При свете вечерней зари сборщики группами возвращались с хлопковых полей. Вот от стайки девушек отделилась Язбиби и направилась к дому, очень довольная тем, что и сегодня ей удалось обогнать Амана. К этому времени Акнабат уже обменялась новостями с
Язбиби вприпрыжку вбежала в дом. Ей не терпелось рассказать о своих сегодняшних успехах, но, увидав вспотевшую тётушку Акнабат, которая сидела посреди комнаты и сливала из чайника в пиалу остатки чая, девушка промолчала. Она лишь почтительно поздоровалась из уважения к седым волосам гостьи, но слушать её обычные приветствия, вроде: «Как поживаешь, дочка!.. Не сглазить бы, говорят, работаешь как следует?..» — не стала и, извинившись, прошла к себе в комнату.
Тётушка Акнабат прочла на лице девушки явное недовольство и не стада задерживаться.
— Что-то я сегодня засиделась у тебя, Донди, — мигом перестроилась она. — Я когда прихожу к тебе, мне вообще не хочется вставать. Но теперь, пожалуй, пора. Раз пришла Язбибиджан, то и мои, видно, вот-вот, явятся. Я, по правде сказать, сегодня и обеда-то не готовила. Пойду похлопочу на скорую руку… Так что ты, Донди, советуйся с кем хочешь, но всё же поторапливайся.
— За мной дело не станет. Вот только скажу её отцу. Не думаю, что он будет против. Давай назначай день, Акнабат.
Проводив гостью, Донди стала убирать посуду. В это время из своей комнаты вышла Язбиби.
— Мама, ты о чём хочешь говорить с папой? — гневно спросила она.
— Разве ты не знаешь, дочка? — изобразила удивление Донди.
— Нет, из твоих уст я пока ничего не слышала, хоть и догадываюсь обо всём.
— Ну-ка садись, если не слышала.
— Считай, что я сижу, мама.
— Если правду говорить, дочка, то я думаю стать тётушке Акнабат сватьей.
— Думаешь пли уже решила?
— Если согласится твой отец…
— Почему — отец? Разве не следует раньше меня спросить, мама?
— А разве ты маленькая? Ведь тётушка Акнабат то и дело к нам ходит, что же ты не понимаешь — зачем.
— Напрасно, мама.
— Вот так раз! Я-то думала, ты обрадуешься… Такого зятя, как Аман, да таких сватьев, как Тойли Мерген и тётушка Акнабат, поискать…
— Это всё так, мама. И тётушка Акнабат славная женщина. И Тойли-ага уважаемый человек. И сын их Аман…
— Что же тебе ещё нужно? — Старая Донди подошла к дочери и удивлённо заглянула ей в лицо. — Смотри, так всю жизнь и проходишь в девушках, весь век будешь караулить материнские стены.

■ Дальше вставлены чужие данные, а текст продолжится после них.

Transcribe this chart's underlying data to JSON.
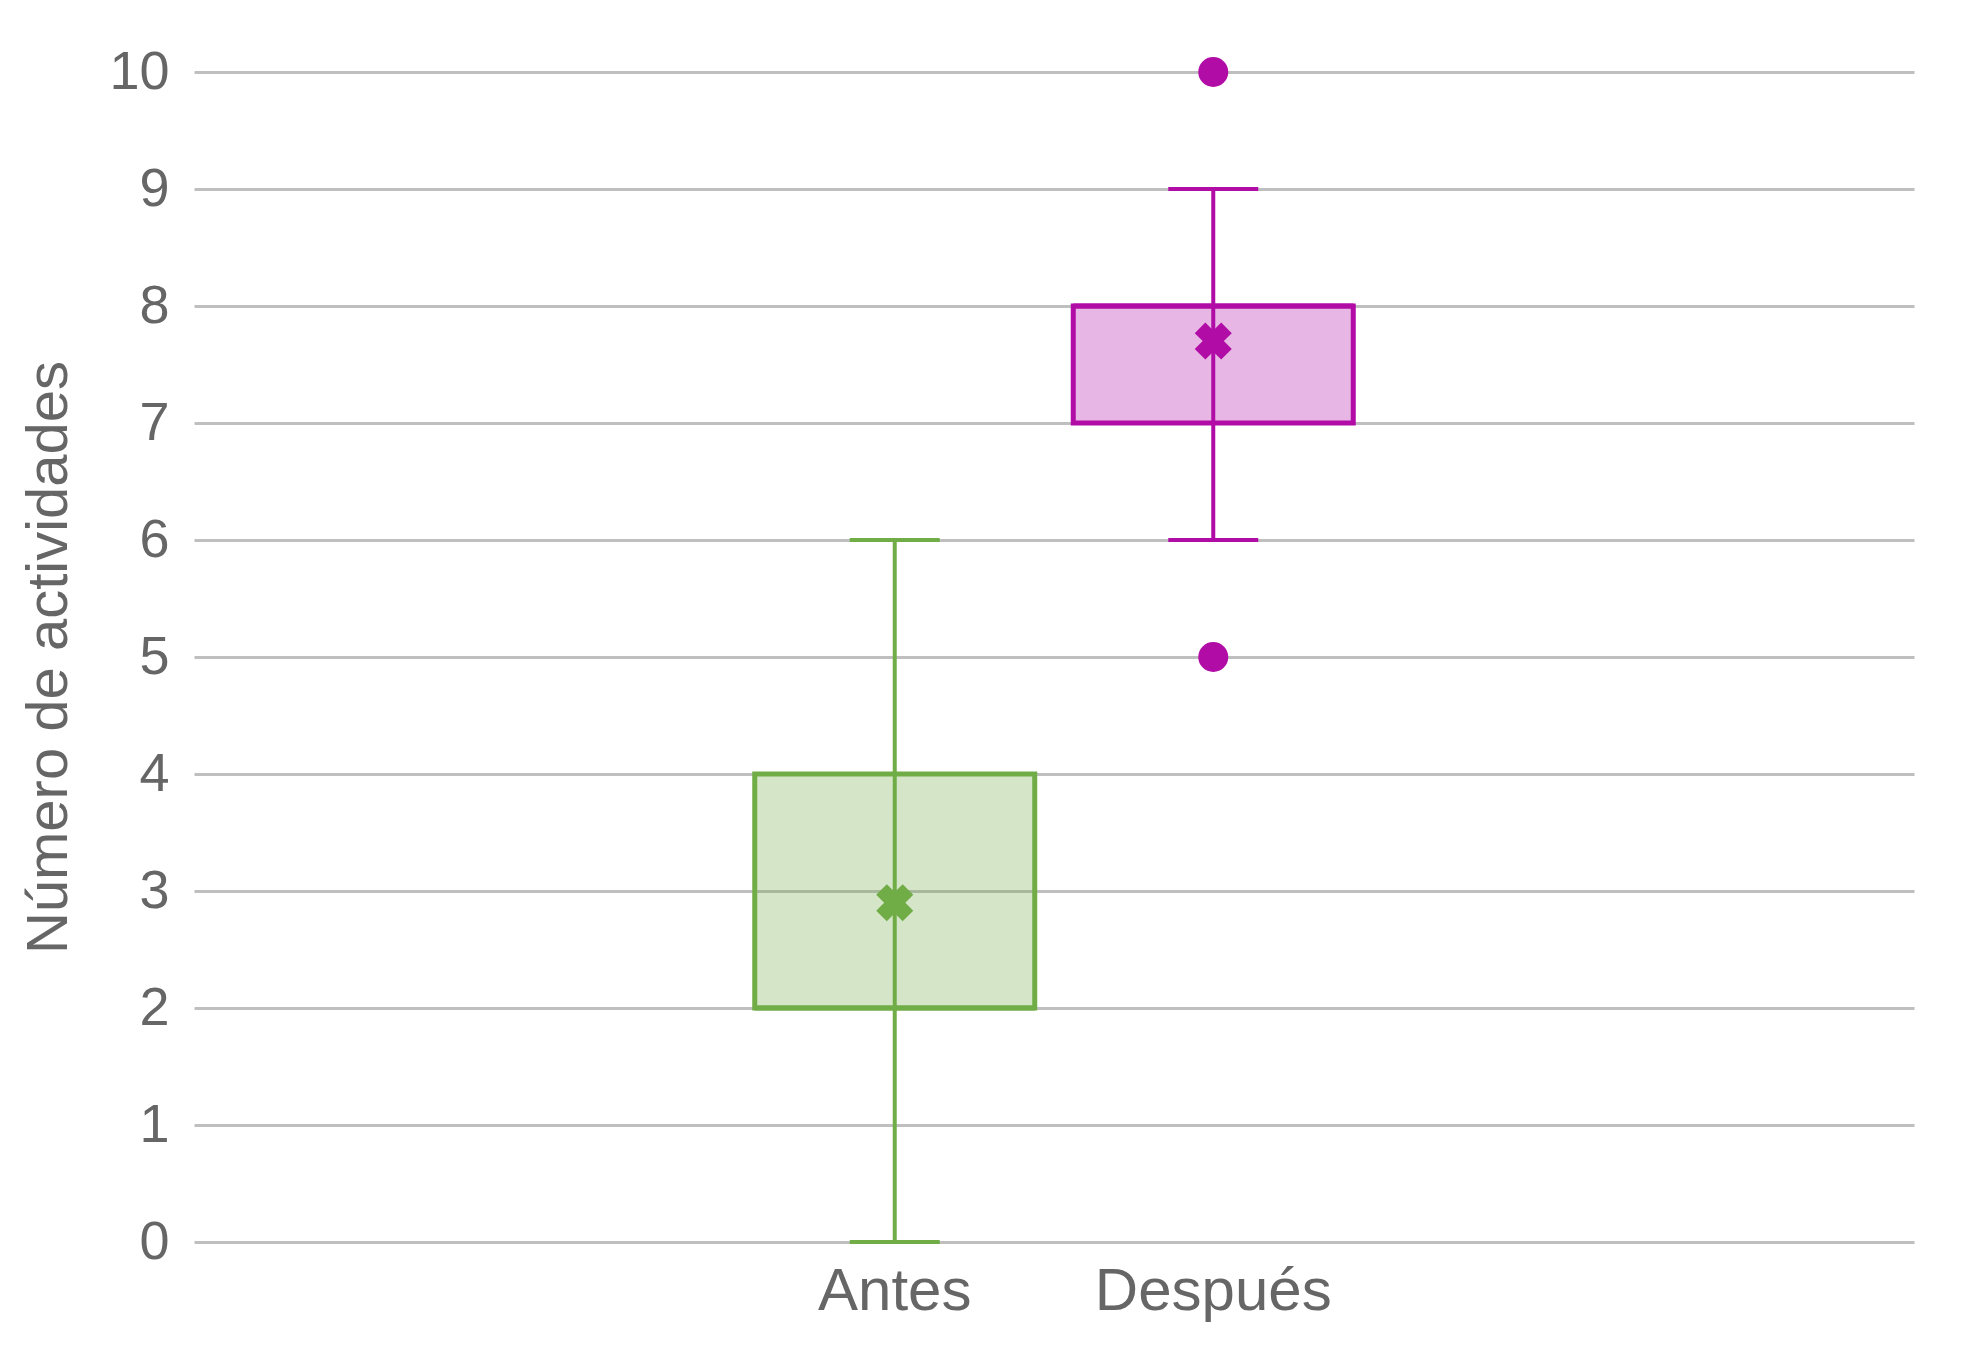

— Ничего, как-нибудь выйду замуж…
— Вот и выходи! — стала нажимать Донди на дочь.
— У каждого свои желания и свои мечты, мама, — вздохнула Язбиби.
— Ты мне это брось, — повысила голос Донди. — Я догадываюсь, что ты хочешь сказать.
— Не кричи, мама.
— Ещё как закричу! Я ведь не глупее тебя. Ну, если бы мне не нравился их парень — и разговора бы не было. Я сама бы их на порог не пустила!
— Мало ли кто тебе нравится, мама, — попыталась объяснить Язбиби. — Чтобы соединить свою жизнь с человеком, нужно его полюбить.